Etwas in Mace entkrampfte sich, und er atmete tief durch. Und noch während die Frage in seinem Kopf entstand, staunte er darüber, dass er sie stellen musste. Er hatte doch für Kelly getan, was er konnte und wusste sie in guten Händen, hatte es von dem Moment an gewusst, als er sie hereingebracht hatte.

Trotzdem fragte er: »Kann ich sie sehen?«

Sheila schüttelte bedauernd den Kopf und berührte seinen Arm. »Nicht mehr heute Abend, Mace. Ich habe ihr ein Beruhigungsmittel gegeben, und sie ist schon auf dem Weg nach oben. Vermutlich schläft sie schon, bevor sie in ihrem Zimmer angekommen ist.« Im Grunde verstand es sich von selbst – Kelly brauchte Schlaf, keinen Besuch.

Er nickte und seufzte.

Dann bedankte er sich bei Sheila, verabschiedete sich von Ellie und machte sich auf den Heimweg.

Mace Carson erinnerte sich also nicht an sie. Zumindest nur sehr vage.

Das war ja fürs Erste in Ordnung, fand Kelly, schon ein wenig benommen von dem Beruhigungsmittel, das man ihr gerade verabreicht hatte. Sie dagegen erinnerte sich umso besser.

Wegen der grellen Beleuchtung über ihr und wegen eines leichten Schwindelgefühls schloss sie die Augen, während sie auf einer Bahre erst in einen Fahrstuhl und dann einen langen Gang entlanggeschoben wurde. In Gedanken kehrte sie in ein anderes Krankenhaus zurück, an einem anderen Abend, vor über zehn Jahren.

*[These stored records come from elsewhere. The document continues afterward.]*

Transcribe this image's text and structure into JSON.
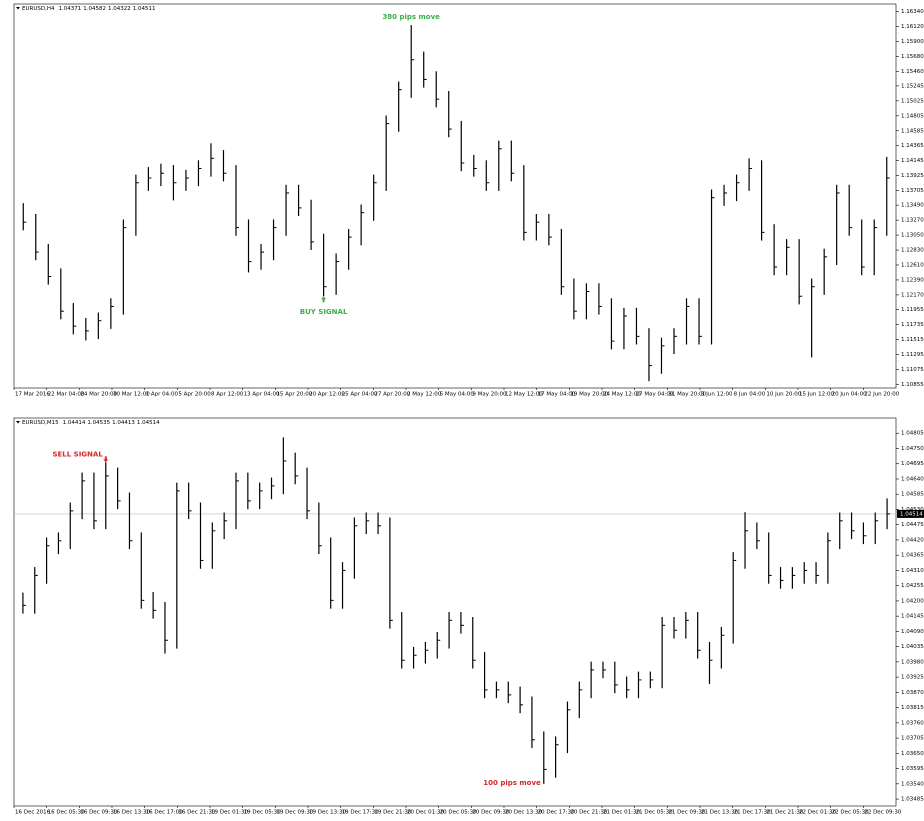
{
  "chart_data": [
    {
      "type": "ohlc",
      "symbol": "EURUSD,H4",
      "quote": [
        1.04371,
        1.04582,
        1.04322,
        1.04511
      ],
      "color": "#000000",
      "ylim": [
        1.108,
        1.1645
      ],
      "yticks": [
        {
          "value": 1.1634,
          "label": "1.16340"
        },
        {
          "value": 1.1612,
          "label": "1.16120"
        },
        {
          "value": 1.159,
          "label": "1.15900"
        },
        {
          "value": 1.1568,
          "label": "1.15680"
        },
        {
          "value": 1.1546,
          "label": "1.15460"
        },
        1.15245,
        1.15025,
        1.14805,
        1.14585,
        1.14365,
        1.14145,
        1.13925,
        1.13705,
        {
          "value": 1.1349,
          "label": "1.13490"
        },
        {
          "value": 1.1327,
          "label": "1.13270"
        },
        {
          "value": 1.1305,
          "label": "1.13050"
        },
        {
          "value": 1.1283,
          "label": "1.12830"
        },
        {
          "value": 1.1261,
          "label": "1.12610"
        },
        {
          "value": 1.1239,
          "label": "1.12390"
        },
        {
          "value": 1.1217,
          "label": "1.12170"
        },
        1.11955,
        1.11735,
        1.11515,
        1.11295,
        1.11075,
        1.10855
      ],
      "x_labels": [
        "17 Mar 2016",
        "22 Mar 04:00",
        "24 Mar 20:00",
        "30 Mar 12:00",
        "1 Apr 04:00",
        "5 Apr 20:00",
        "8 Apr 12:00",
        "13 Apr 04:00",
        "15 Apr 20:00",
        "20 Apr 12:00",
        "25 Apr 04:00",
        "27 Apr 20:00",
        "2 May 12:00",
        "5 May 04:00",
        "9 May 20:00",
        "12 May 12:00",
        "17 May 04:00",
        "19 May 20:00",
        "24 May 12:00",
        "27 May 04:00",
        "31 May 20:00",
        "3 Jun 12:00",
        "8 Jun 04:00",
        "10 Jun 20:00",
        "15 Jun 12:00",
        "20 Jun 04:00",
        "22 Jun 20:00"
      ],
      "high": [
        1.1352,
        1.1336,
        1.1292,
        1.1256,
        1.1205,
        1.1183,
        1.1191,
        1.1212,
        1.1328,
        1.1394,
        1.1405,
        1.141,
        1.1408,
        1.1401,
        1.1415,
        1.144,
        1.143,
        1.1408,
        1.1328,
        1.1292,
        1.1328,
        1.1379,
        1.1379,
        1.1357,
        1.1307,
        1.1278,
        1.1314,
        1.135,
        1.1394,
        1.1481,
        1.1531,
        1.1614,
        1.1575,
        1.1546,
        1.1517,
        1.1473,
        1.1423,
        1.1415,
        1.1444,
        1.1444,
        1.1408,
        1.1336,
        1.1336,
        1.1314,
        1.1241,
        1.1234,
        1.1234,
        1.1212,
        1.1198,
        1.1198,
        1.1168,
        1.1154,
        1.1168,
        1.1212,
        1.1212,
        1.1372,
        1.1379,
        1.1394,
        1.1418,
        1.1415,
        1.1321,
        1.1299,
        1.1299,
        1.1241,
        1.1285,
        1.1379,
        1.1379,
        1.1328,
        1.1328,
        1.142
      ],
      "low": [
        1.1312,
        1.1268,
        1.1232,
        1.1181,
        1.1159,
        1.115,
        1.1152,
        1.1167,
        1.1188,
        1.1304,
        1.137,
        1.1377,
        1.1356,
        1.137,
        1.1377,
        1.1391,
        1.1384,
        1.1304,
        1.125,
        1.1254,
        1.1268,
        1.1304,
        1.1333,
        1.1283,
        1.1215,
        1.1217,
        1.1254,
        1.129,
        1.1326,
        1.137,
        1.1457,
        1.1507,
        1.1522,
        1.1493,
        1.1449,
        1.1399,
        1.1391,
        1.137,
        1.137,
        1.1384,
        1.1297,
        1.1297,
        1.129,
        1.1217,
        1.1181,
        1.1181,
        1.1188,
        1.1137,
        1.1137,
        1.1144,
        1.109,
        1.1101,
        1.113,
        1.1144,
        1.1144,
        1.1144,
        1.1348,
        1.1355,
        1.137,
        1.1297,
        1.1246,
        1.1246,
        1.1203,
        1.1125,
        1.1217,
        1.1261,
        1.1304,
        1.1246,
        1.1246,
        1.1304
      ],
      "close": [
        1.1324,
        1.128,
        1.1244,
        1.1193,
        1.1171,
        1.1164,
        1.1179,
        1.12,
        1.1316,
        1.1382,
        1.1389,
        1.1396,
        1.1382,
        1.1389,
        1.1403,
        1.1418,
        1.1396,
        1.1316,
        1.1266,
        1.128,
        1.1316,
        1.1367,
        1.1345,
        1.1295,
        1.1229,
        1.1266,
        1.1302,
        1.1338,
        1.1382,
        1.1469,
        1.1519,
        1.1563,
        1.1534,
        1.1505,
        1.1461,
        1.1411,
        1.1403,
        1.1382,
        1.1432,
        1.1396,
        1.1309,
        1.1324,
        1.1302,
        1.1229,
        1.1193,
        1.1222,
        1.12,
        1.1149,
        1.1186,
        1.1156,
        1.1113,
        1.1142,
        1.1156,
        1.12,
        1.1156,
        1.136,
        1.1367,
        1.1382,
        1.1403,
        1.1309,
        1.1258,
        1.1287,
        1.1215,
        1.1229,
        1.1273,
        1.1367,
        1.1316,
        1.1258,
        1.1316,
        1.1389
      ],
      "annotations": [
        {
          "text": "380 pips move",
          "color": "#3dae4a"
        },
        {
          "text": "BUY SIGNAL",
          "color": "#3dae4a"
        }
      ]
    },
    {
      "type": "ohlc",
      "symbol": "EURUSD,M15",
      "quote": [
        1.04414,
        1.04535,
        1.04413,
        1.04514
      ],
      "color": "#000000",
      "ylim": [
        1.0346,
        1.0486
      ],
      "price_line": 1.04514,
      "yticks": [
        1.04805,
        {
          "value": 1.0475,
          "label": "1.04750"
        },
        1.04695,
        {
          "value": 1.0464,
          "label": "1.04640"
        },
        1.04585,
        {
          "value": 1.0453,
          "label": "1.04530"
        },
        1.04475,
        {
          "value": 1.0442,
          "label": "1.04420"
        },
        1.04365,
        {
          "value": 1.0431,
          "label": "1.04310"
        },
        1.04255,
        {
          "value": 1.042,
          "label": "1.04200"
        },
        1.04145,
        {
          "value": 1.0409,
          "label": "1.04090"
        },
        1.04035,
        {
          "value": 1.0398,
          "label": "1.03980"
        },
        1.03925,
        {
          "value": 1.0387,
          "label": "1.03870"
        },
        1.03815,
        {
          "value": 1.0376,
          "label": "1.03760"
        },
        1.03705,
        {
          "value": 1.0365,
          "label": "1.03650"
        },
        1.03595,
        {
          "value": 1.0354,
          "label": "1.03540"
        },
        1.03485
      ],
      "x_labels": [
        "16 Dec 2016",
        "16 Dec 05:30",
        "16 Dec 09:30",
        "16 Dec 13:30",
        "16 Dec 17:00",
        "16 Dec 21:30",
        "19 Dec 01:30",
        "19 Dec 05:30",
        "19 Dec 09:30",
        "19 Dec 13:30",
        "19 Dec 17:30",
        "19 Dec 21:30",
        "20 Dec 01:30",
        "20 Dec 05:30",
        "20 Dec 09:30",
        "20 Dec 13:30",
        "20 Dec 17:30",
        "20 Dec 21:30",
        "21 Dec 01:30",
        "21 Dec 05:30",
        "21 Dec 09:30",
        "21 Dec 13:30",
        "21 Dec 17:30",
        "21 Dec 21:30",
        "22 Dec 01:30",
        "22 Dec 05:30",
        "22 Dec 09:30"
      ],
      "high": [
        1.0423,
        1.04322,
        1.04429,
        1.04447,
        1.04555,
        1.04663,
        1.04663,
        1.047,
        1.04681,
        1.04591,
        1.04447,
        1.04232,
        1.04196,
        1.04627,
        1.04627,
        1.04555,
        1.04483,
        1.04519,
        1.04663,
        1.04663,
        1.04627,
        1.04645,
        1.0479,
        1.04735,
        1.04681,
        1.04555,
        1.04429,
        1.0434,
        1.04501,
        1.04519,
        1.04519,
        1.04501,
        1.0416,
        1.04034,
        1.04052,
        1.04088,
        1.0416,
        1.0416,
        1.04142,
        1.04016,
        1.03909,
        1.03909,
        1.03891,
        1.03855,
        1.03729,
        1.03711,
        1.03837,
        1.03909,
        1.03981,
        1.03981,
        1.03981,
        1.03927,
        1.03945,
        1.03945,
        1.04142,
        1.04142,
        1.0416,
        1.0416,
        1.04052,
        1.04106,
        1.04376,
        1.0452,
        1.04483,
        1.04447,
        1.04322,
        1.04322,
        1.0434,
        1.0434,
        1.04447,
        1.04519,
        1.04519,
        1.04483,
        1.04519,
        1.0457
      ],
      "low": [
        1.04154,
        1.04154,
        1.04262,
        1.04369,
        1.04387,
        1.04495,
        1.04459,
        1.04459,
        1.04531,
        1.04387,
        1.04172,
        1.04136,
        1.0401,
        1.04028,
        1.04495,
        1.04316,
        1.04316,
        1.04423,
        1.04459,
        1.04531,
        1.04531,
        1.04567,
        1.04585,
        1.04621,
        1.04495,
        1.04369,
        1.04172,
        1.04172,
        1.0428,
        1.04441,
        1.04441,
        1.041,
        1.03956,
        1.03956,
        1.03974,
        1.03992,
        1.04028,
        1.04082,
        1.03956,
        1.03849,
        1.03849,
        1.03831,
        1.03795,
        1.03669,
        1.0354,
        1.03562,
        1.03651,
        1.03777,
        1.03849,
        1.03921,
        1.03867,
        1.03849,
        1.03849,
        1.03885,
        1.03885,
        1.04064,
        1.04064,
        1.03992,
        1.039,
        1.03956,
        1.04046,
        1.04316,
        1.04387,
        1.04262,
        1.04244,
        1.04244,
        1.04262,
        1.04262,
        1.04262,
        1.04387,
        1.04423,
        1.04405,
        1.04405,
        1.04459
      ],
      "close": [
        1.04184,
        1.04292,
        1.04399,
        1.04417,
        1.04525,
        1.04633,
        1.04489,
        1.04651,
        1.04561,
        1.04417,
        1.04202,
        1.04166,
        1.04058,
        1.04597,
        1.04525,
        1.04346,
        1.04453,
        1.04489,
        1.04633,
        1.04561,
        1.04597,
        1.04615,
        1.04705,
        1.04651,
        1.04525,
        1.04399,
        1.04202,
        1.0431,
        1.04471,
        1.04489,
        1.04471,
        1.0413,
        1.03986,
        1.04004,
        1.04022,
        1.04058,
        1.0413,
        1.04112,
        1.03986,
        1.03879,
        1.03879,
        1.03861,
        1.03825,
        1.03699,
        1.03592,
        1.03681,
        1.03807,
        1.03879,
        1.03951,
        1.03951,
        1.03897,
        1.03879,
        1.03915,
        1.03915,
        1.04112,
        1.04094,
        1.0413,
        1.04022,
        1.03986,
        1.04076,
        1.04346,
        1.04453,
        1.04417,
        1.04292,
        1.04274,
        1.04292,
        1.0431,
        1.04292,
        1.04417,
        1.04489,
        1.04453,
        1.04435,
        1.04489,
        1.04514
      ],
      "annotations": [
        {
          "text": "SELL SIGNAL",
          "color": "#d9262b"
        },
        {
          "text": "100 pips move",
          "color": "#d9262b"
        }
      ]
    }
  ]
}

Bei der Erinnerung daran hätte sie sich am liebsten in die Embryonalstellung zusammengekrümmt, doch die Medikamente und die Infusionsnadel in ihrem Arm machten solche Bewegungen unmöglich. Es hätte auch zu viel Anstrengung gekostet.

Eine andere Erinnerung flutete ihren Verstand und wirkte beruhigend. Auch damals war Mace bei ihr gewesen. Er hatte sie ins Krankenhaus begleitet und ihre Hand gehalten. Er hatte ihr gut zugeredet, dass sie jetzt in Sicherheit sei und niemand ihr etwas antun würde. Er hatte ihr versprochen, da zu sein, wenn die Polizei käme, um sie zu befragen. Und er hatte sein Wort gehalten, als sie am nächsten Morgen entlassen wurde. Er hatte sie zum Polizeirevier gefahren und neben ihr gesessen, während zwei Detectives von der Spezialeinheit für Sexualverbrechen, der Special Victims Unit, kurz SVU, sie über die Ereignisse der vorangegangenen Nacht befragten, in der sie auf dem Weg zu ihrer Studentenunterkunft angegriffen und beinah vergewaltigt worden war.

Mace, der am gleichen College in Kalifornien studierte, hatte das Handgemenge gehört, den Mann von Kelly heruntergezerrt und bis zum Eintreffen der Polizei festgehalten.

Aber wie hatte Mace das alles vergessen können? Vielleicht war es eine Gewohnheit für ihn, Leute zu retten. Geschah das so häufig, dass er sich an die einzelnen Ereignisse schon gar nicht mehr erinnern konnte?

Bei der Vorstellung musste sie lachen.

Morgen oder möglicherweise erst übermorgen würde sie ihn wiedersehen. Falls ihm dann immer noch nicht eingefallen war, woher er sie kannte, würde sie seine Erinnerung eben ein wenig auffrischen. Oberste Priorität hatte das allerdings nicht.

Eigentlich war sie nach Mustang Creek gekommen, um mit diesem Mann Geschäfte zu machen, und nicht, um ihre lange zurückliegende – und sehr kurze – Bekanntschaft zu erneuern. Great Grapes International, das Unternehmen, für das sie arbeitete, strebte mit Mountain Winery eine Partnerschaft an, wie es sie bereits erfolgreich mit anderen Weinproduzenten eingegangen war.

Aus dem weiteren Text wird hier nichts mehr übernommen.